12. A teacher is supposed to nurture the talent of the students and guide them academically as well as morally since the young students are future of the nation. There is no necessity or purpose for the respondent to make the girl students to sit on his lap and also touching them inappropriately. One of the girl students specifically stated that the teacher made her to sit on his lap and touched on her stomach, chest, etc., which is highly inappropriate and objectionable. Further, commenting the girl and boy students when they were walking together as wife and husband is objectionable on the part of the respondent and it also amounts to polluting the minds of the young students. Despite these acts of the respondent, the Tribunal has come to erroneous, improper conclusion that the acts of the respondent do not amount to sexual misbehaviour and only be termed as abnormal behaviour. This Court is unable to agree with the observations of the Tribunal. 13. It is further relevant to note that in case of serious allegations of sexual misbehaviour, passing an order on sympathetic grounds by the Tribunal is improper and unsustainable. It is also relevant to note that except alleging that no proper enquiry was conducted, no material or evidence is placed by the respondent to disprove the allegations levelled against him. 14. The facts and circumstances in Surjit Ghosh (supra), relied upon by the learned counsel for respondent, and the facts in the present case are different and therefore, the same has no application to the present case. 15. In considered opinion of this Court, the observation of the Tribunal that it is not a case where the respondent has to be terminated under Article 81(B) of the Education Code, is erroneous and contrary to the material placed on record. 16. In the light of above discussion, the impugned order dated 23.11.2023 in O.A.No.521 of 2010 is set aside.
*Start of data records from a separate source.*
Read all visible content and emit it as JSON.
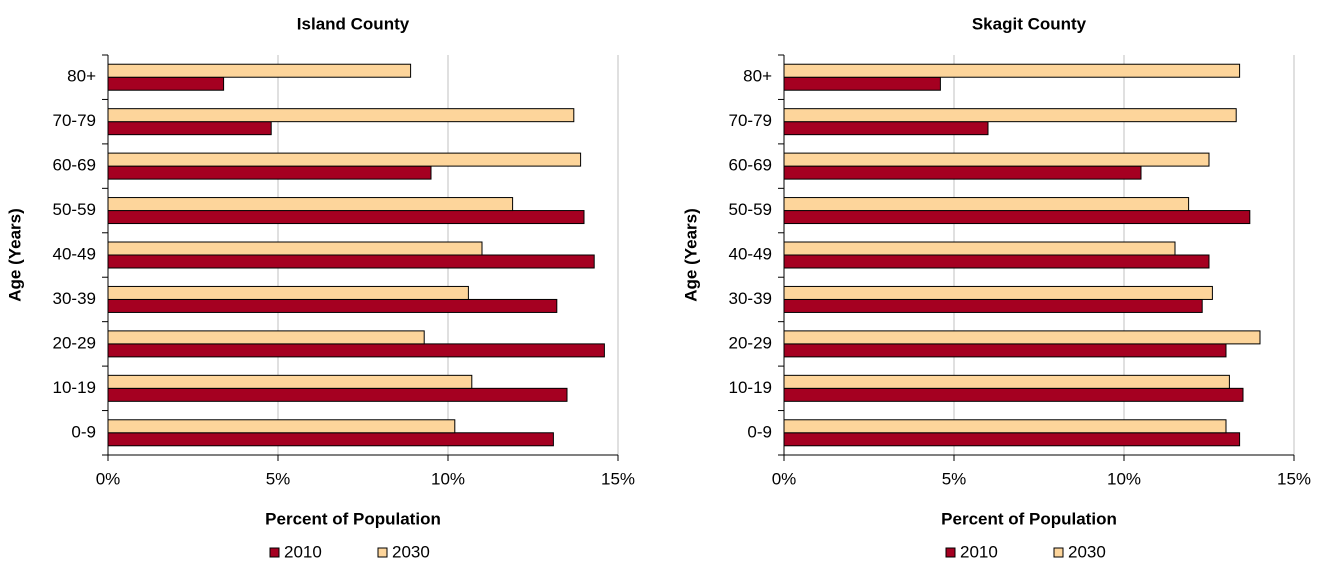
{
  "chart_data": [
    {
      "type": "barh",
      "title": "Island County",
      "xlabel": "Percent of Population",
      "ylabel": "Age (Years)",
      "categories": [
        "0-9",
        "10-19",
        "20-29",
        "30-39",
        "40-49",
        "50-59",
        "60-69",
        "70-79",
        "80+"
      ],
      "series": [
        {
          "name": "2010",
          "color": "#a50021",
          "values": [
            13.1,
            13.5,
            14.6,
            13.2,
            14.3,
            14.0,
            9.5,
            4.8,
            3.4
          ]
        },
        {
          "name": "2030",
          "color": "#fdd59b",
          "values": [
            10.2,
            10.7,
            9.3,
            10.6,
            11.0,
            11.9,
            13.9,
            13.7,
            8.9
          ]
        }
      ],
      "xlim": [
        0,
        15
      ],
      "xticks": [
        {
          "value": 0,
          "label": "0%"
        },
        {
          "value": 5,
          "label": "5%"
        },
        {
          "value": 10,
          "label": "10%"
        },
        {
          "value": 15,
          "label": "15%"
        }
      ],
      "grid": true,
      "legend": "bottom"
    },
    {
      "type": "barh",
      "title": "Skagit County",
      "xlabel": "Percent of Population",
      "ylabel": "Age (Years)",
      "categories": [
        "0-9",
        "10-19",
        "20-29",
        "30-39",
        "40-49",
        "50-59",
        "60-69",
        "70-79",
        "80+"
      ],
      "series": [
        {
          "name": "2010",
          "color": "#a50021",
          "values": [
            13.4,
            13.5,
            13.0,
            12.3,
            12.5,
            13.7,
            10.5,
            6.0,
            4.6
          ]
        },
        {
          "name": "2030",
          "color": "#fdd59b",
          "values": [
            13.0,
            13.1,
            14.0,
            12.6,
            11.5,
            11.9,
            12.5,
            13.3,
            13.4
          ]
        }
      ],
      "xlim": [
        0,
        15
      ],
      "xticks": [
        {
          "value": 0,
          "label": "0%"
        },
        {
          "value": 5,
          "label": "5%"
        },
        {
          "value": 10,
          "label": "10%"
        },
        {
          "value": 15,
          "label": "15%"
        }
      ],
      "grid": true,
      "legend": "bottom"
    }
  ]
}
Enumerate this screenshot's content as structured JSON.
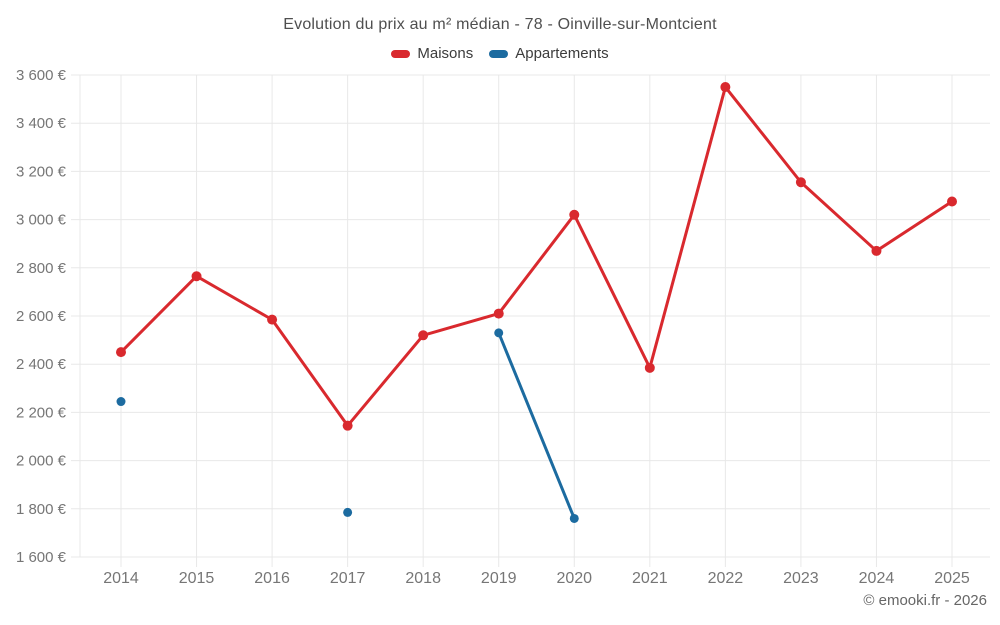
{
  "header": {
    "title": "Evolution du prix au m² médian - 78 - Oinville-sur-Montcient"
  },
  "legend": [
    {
      "label": "Maisons",
      "color": "#d9292e"
    },
    {
      "label": "Appartements",
      "color": "#1c6ba0"
    }
  ],
  "footer": {
    "credit": "© emooki.fr - 2026"
  },
  "chart_data": {
    "type": "line",
    "title": "Evolution du prix au m² médian - 78 - Oinville-sur-Montcient",
    "x_labels": [
      "2014",
      "2015",
      "2016",
      "2017",
      "2018",
      "2019",
      "2020",
      "2021",
      "2022",
      "2023",
      "2024",
      "2025"
    ],
    "series": [
      {
        "name": "Maisons",
        "color": "#d9292e",
        "point_radius": 5,
        "line_width": 3,
        "values": [
          2450,
          2765,
          2585,
          2145,
          2520,
          2610,
          3020,
          2385,
          3550,
          3155,
          2870,
          3075
        ]
      },
      {
        "name": "Appartements",
        "color": "#1c6ba0",
        "point_radius": 4.5,
        "line_width": 3,
        "span_gaps": false,
        "values": [
          2245,
          null,
          null,
          1785,
          null,
          2530,
          1760,
          null,
          null,
          null,
          null,
          null
        ]
      }
    ],
    "ylim": [
      1600,
      3600
    ],
    "yticks": [
      1600,
      1800,
      2000,
      2200,
      2400,
      2600,
      2800,
      3000,
      3200,
      3400,
      3600
    ],
    "ytick_labels": [
      "1 600 €",
      "1 800 €",
      "2 000 €",
      "2 200 €",
      "2 400 €",
      "2 600 €",
      "2 800 €",
      "3 000 €",
      "3 200 €",
      "3 400 €",
      "3 600 €"
    ],
    "grid": true,
    "grid_color": "#e8e8e8",
    "legend_position": "top",
    "ylabel": "",
    "xlabel": ""
  }
}
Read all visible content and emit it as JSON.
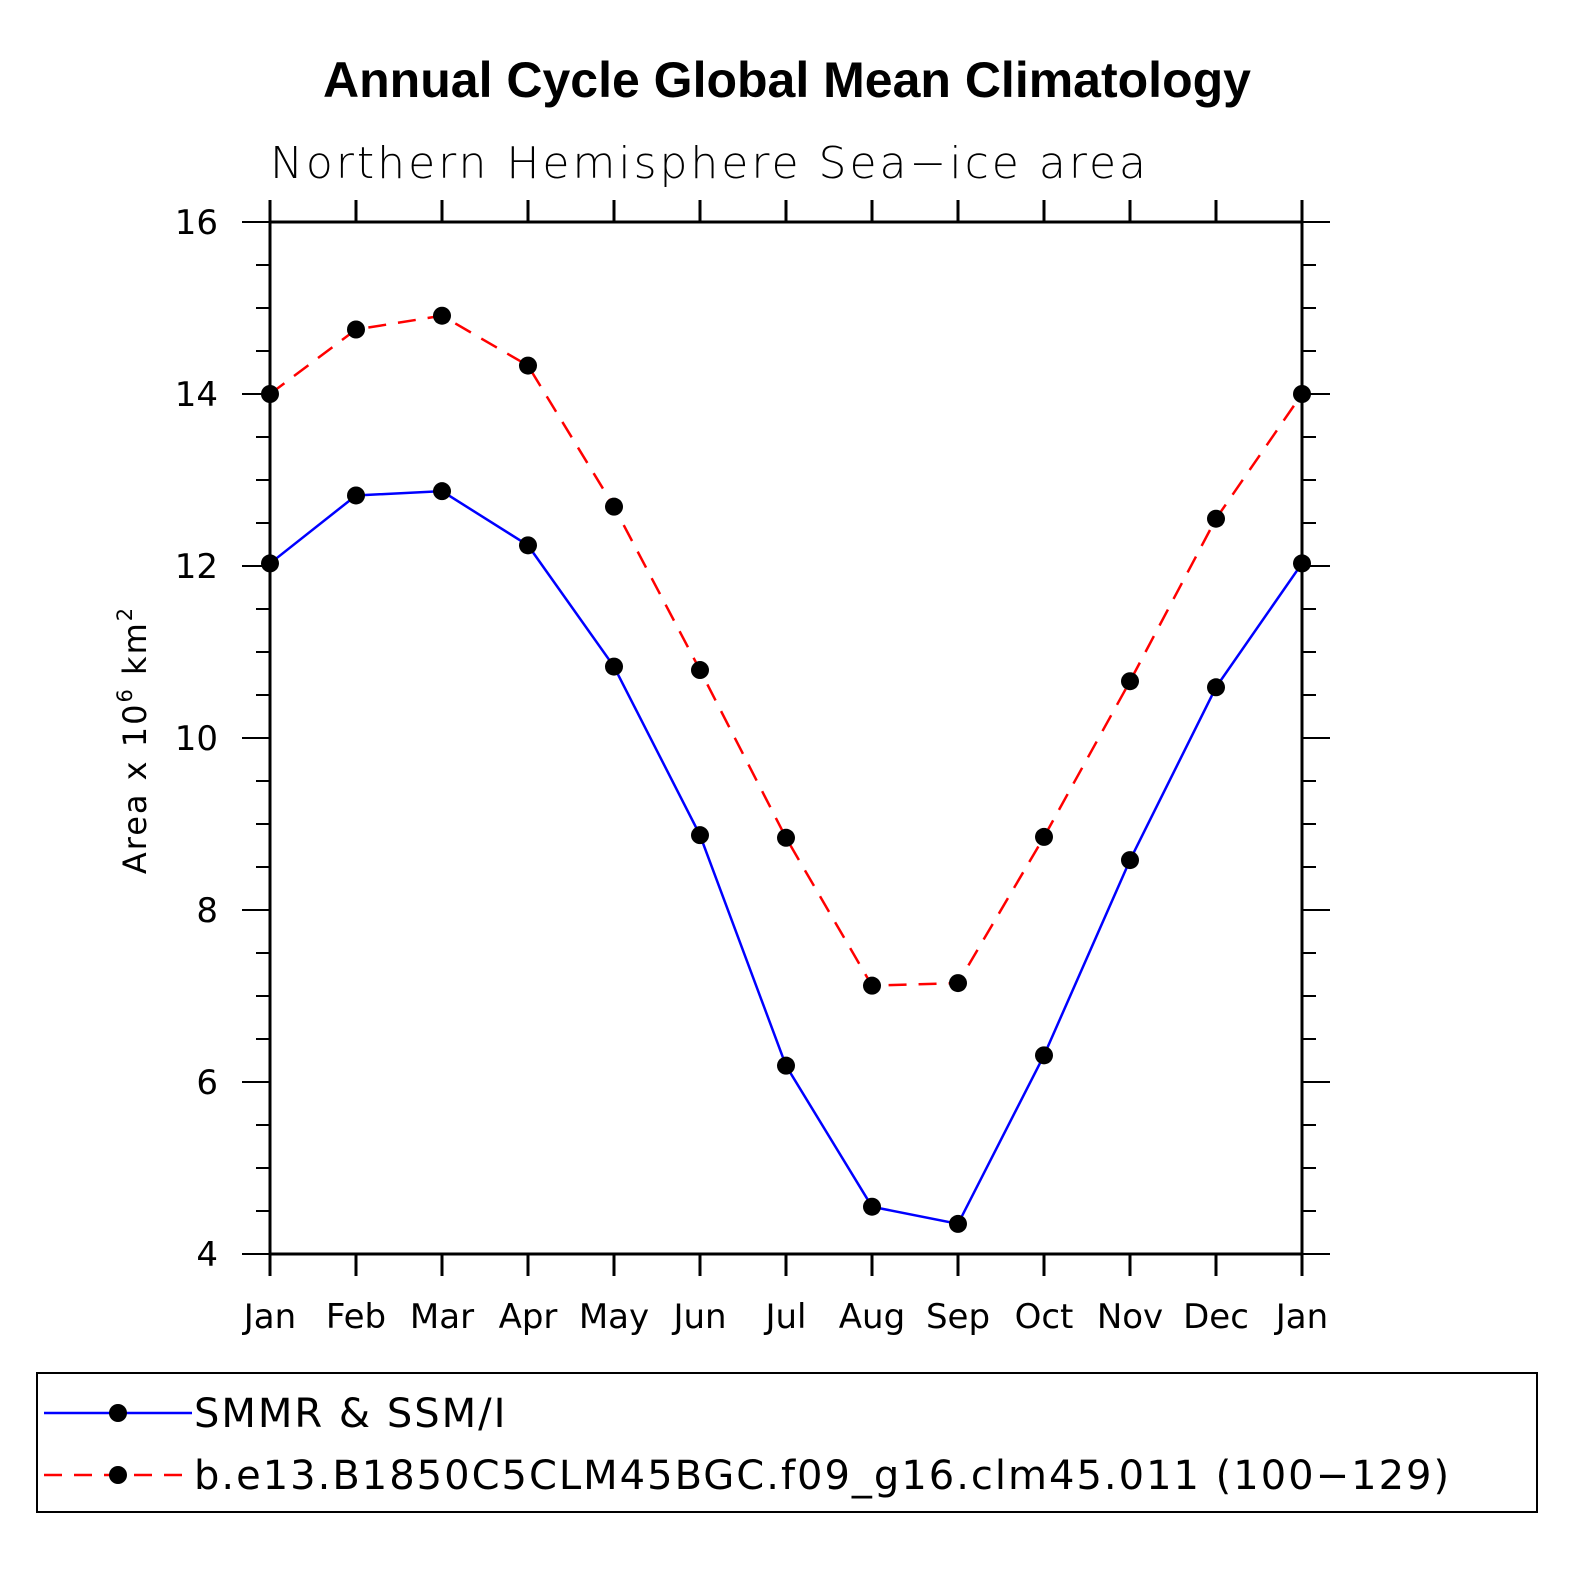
{
  "chart_data": {
    "type": "line",
    "title": "Annual Cycle Global Mean Climatology",
    "subtitle": "Northern Hemisphere Sea−ice area",
    "ylabel_prefix": "Area x 10",
    "ylabel_exp": "6",
    "ylabel_unit": " km",
    "ylabel_unit_exp": "2",
    "xlabel": "",
    "categories": [
      "Jan",
      "Feb",
      "Mar",
      "Apr",
      "May",
      "Jun",
      "Jul",
      "Aug",
      "Sep",
      "Oct",
      "Nov",
      "Dec",
      "Jan"
    ],
    "ylim": [
      4,
      16
    ],
    "yticks": [
      4,
      6,
      8,
      10,
      12,
      14,
      16
    ],
    "series": [
      {
        "name": "SMMR & SSM/I",
        "color": "#0000ff",
        "style": "solid",
        "values": [
          12.03,
          12.82,
          12.87,
          12.24,
          10.83,
          8.87,
          6.19,
          4.55,
          4.35,
          6.31,
          8.58,
          10.59,
          12.03
        ]
      },
      {
        "name": "b.e13.B1850C5CLM45BGC.f09_g16.clm45.011 (100−129)",
        "color": "#ff0000",
        "style": "dashed",
        "values": [
          14.0,
          14.75,
          14.91,
          14.33,
          12.69,
          10.79,
          8.84,
          7.12,
          7.15,
          8.85,
          10.66,
          12.55,
          14.0
        ]
      }
    ]
  }
}
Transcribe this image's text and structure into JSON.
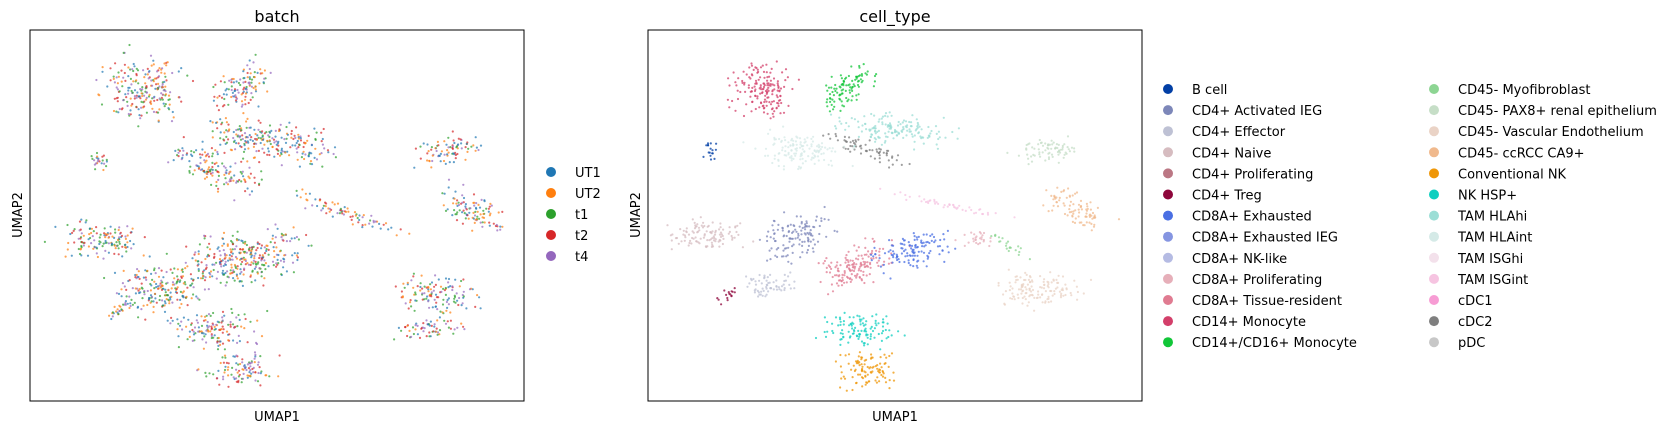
{
  "chart_data": [
    {
      "type": "scatter",
      "title": "batch",
      "xlabel": "UMAP1",
      "ylabel": "UMAP2",
      "grid": false,
      "legend_position": "right",
      "series": [
        {
          "name": "UT1",
          "color": "#1f77b4"
        },
        {
          "name": "UT2",
          "color": "#ff7f0e"
        },
        {
          "name": "t1",
          "color": "#2ca02c"
        },
        {
          "name": "t2",
          "color": "#d62728"
        },
        {
          "name": "t4",
          "color": "#9467bd"
        }
      ]
    },
    {
      "type": "scatter",
      "title": "cell_type",
      "xlabel": "UMAP1",
      "ylabel": "UMAP2",
      "grid": false,
      "legend_position": "right",
      "series": [
        {
          "name": "B cell",
          "color": "#023fa5"
        },
        {
          "name": "CD4+ Activated IEG",
          "color": "#7d87b9"
        },
        {
          "name": "CD4+ Effector",
          "color": "#bec1d4"
        },
        {
          "name": "CD4+ Naive",
          "color": "#d6bcc0"
        },
        {
          "name": "CD4+ Proliferating",
          "color": "#bb7784"
        },
        {
          "name": "CD4+ Treg",
          "color": "#8e063b"
        },
        {
          "name": "CD8A+ Exhausted",
          "color": "#4a6fe3"
        },
        {
          "name": "CD8A+ Exhausted IEG",
          "color": "#8595e1"
        },
        {
          "name": "CD8A+ NK-like",
          "color": "#b5bbe3"
        },
        {
          "name": "CD8A+ Proliferating",
          "color": "#e6afb9"
        },
        {
          "name": "CD8A+ Tissue-resident",
          "color": "#e07b91"
        },
        {
          "name": "CD14+ Monocyte",
          "color": "#d33f6a"
        },
        {
          "name": "CD14+/CD16+ Monocyte",
          "color": "#11c638"
        },
        {
          "name": "CD45- Myofibroblast",
          "color": "#8dd593"
        },
        {
          "name": "CD45- PAX8+ renal epithelium",
          "color": "#c6dec7"
        },
        {
          "name": "CD45- Vascular Endothelium",
          "color": "#ead3c6"
        },
        {
          "name": "CD45- ccRCC CA9+",
          "color": "#f0b98d"
        },
        {
          "name": "Conventional NK",
          "color": "#ef9708"
        },
        {
          "name": "NK HSP+",
          "color": "#0fcfc0"
        },
        {
          "name": "TAM HLAhi",
          "color": "#9cded6"
        },
        {
          "name": "TAM HLAint",
          "color": "#d5eae7"
        },
        {
          "name": "TAM ISGhi",
          "color": "#f3e1eb"
        },
        {
          "name": "TAM ISGint",
          "color": "#f6c4e1"
        },
        {
          "name": "cDC1",
          "color": "#f79cd4"
        },
        {
          "name": "cDC2",
          "color": "#7f7f7f"
        },
        {
          "name": "pDC",
          "color": "#c7c7c7"
        }
      ]
    }
  ]
}
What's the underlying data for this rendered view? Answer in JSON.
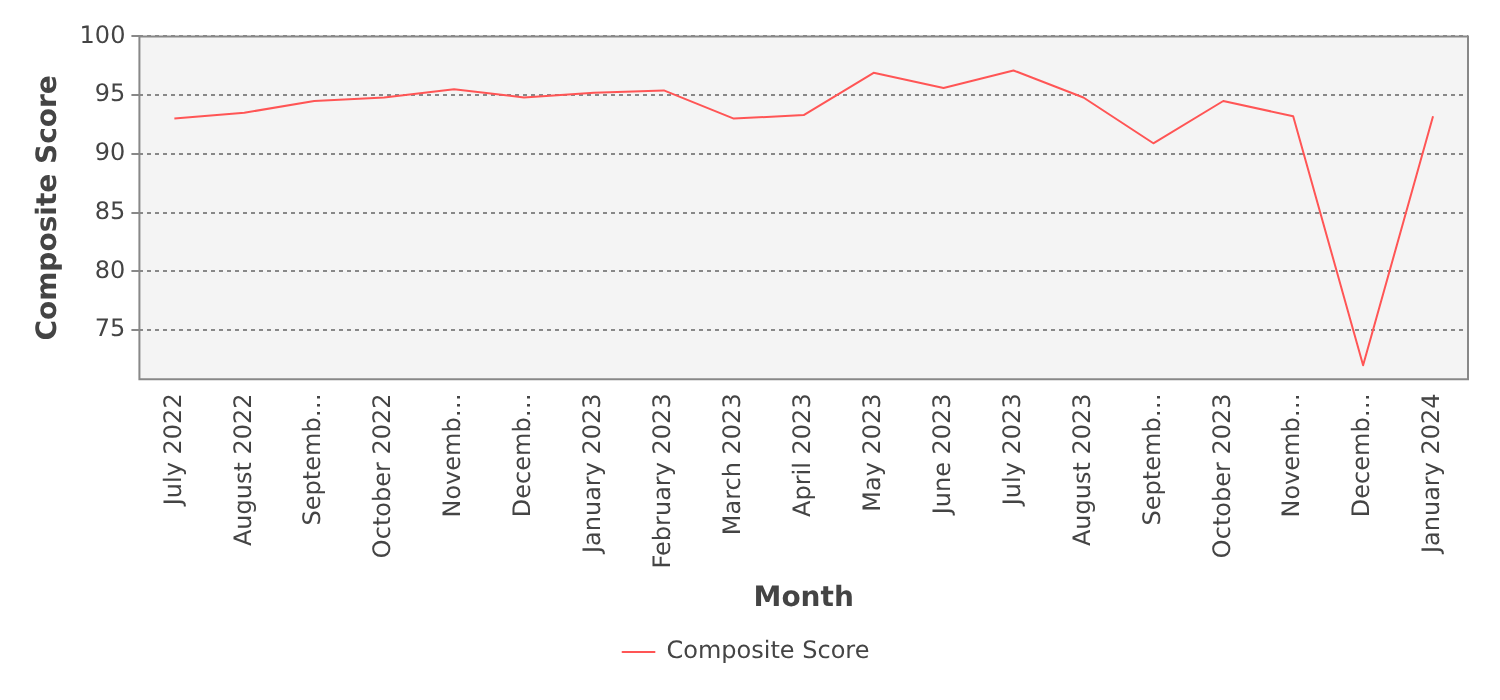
{
  "chart_data": {
    "type": "line",
    "xlabel": "Month",
    "ylabel": "Composite Score",
    "categories": [
      "July 2022",
      "August 2022",
      "Septemb…",
      "October 2022",
      "Novemb…",
      "Decemb…",
      "January 2023",
      "February 2023",
      "March 2023",
      "April 2023",
      "May 2023",
      "June 2023",
      "July 2023",
      "August 2023",
      "Septemb…",
      "October 2023",
      "Novemb…",
      "Decemb…",
      "January 2024"
    ],
    "series": [
      {
        "name": "Composite Score",
        "color": "#ff5555",
        "values": [
          93.0,
          93.5,
          94.5,
          94.8,
          95.5,
          94.8,
          95.2,
          95.4,
          93.0,
          93.3,
          96.9,
          95.6,
          97.1,
          94.8,
          90.9,
          94.5,
          93.2,
          72.0,
          93.2
        ]
      }
    ],
    "ylim": [
      70.8,
      100
    ],
    "yticks": [
      75,
      80,
      85,
      90,
      95,
      100
    ],
    "grid": "y",
    "legend": "bottom",
    "marker": "none",
    "line_style": "solid"
  }
}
However, considering the length of service of 22 years rendered by the respondent, respondent may make application for compassionate allowance, if rules and regulations of the petitioner-institution permit the same and on such application being filed, the petitioner-institution shall consider the same and pass necessary orders expeditiously. 17. Writ Petition is accordingly allowed. There shall be no order as to costs. Pending miscellaneous applications, if any, shall stand closed.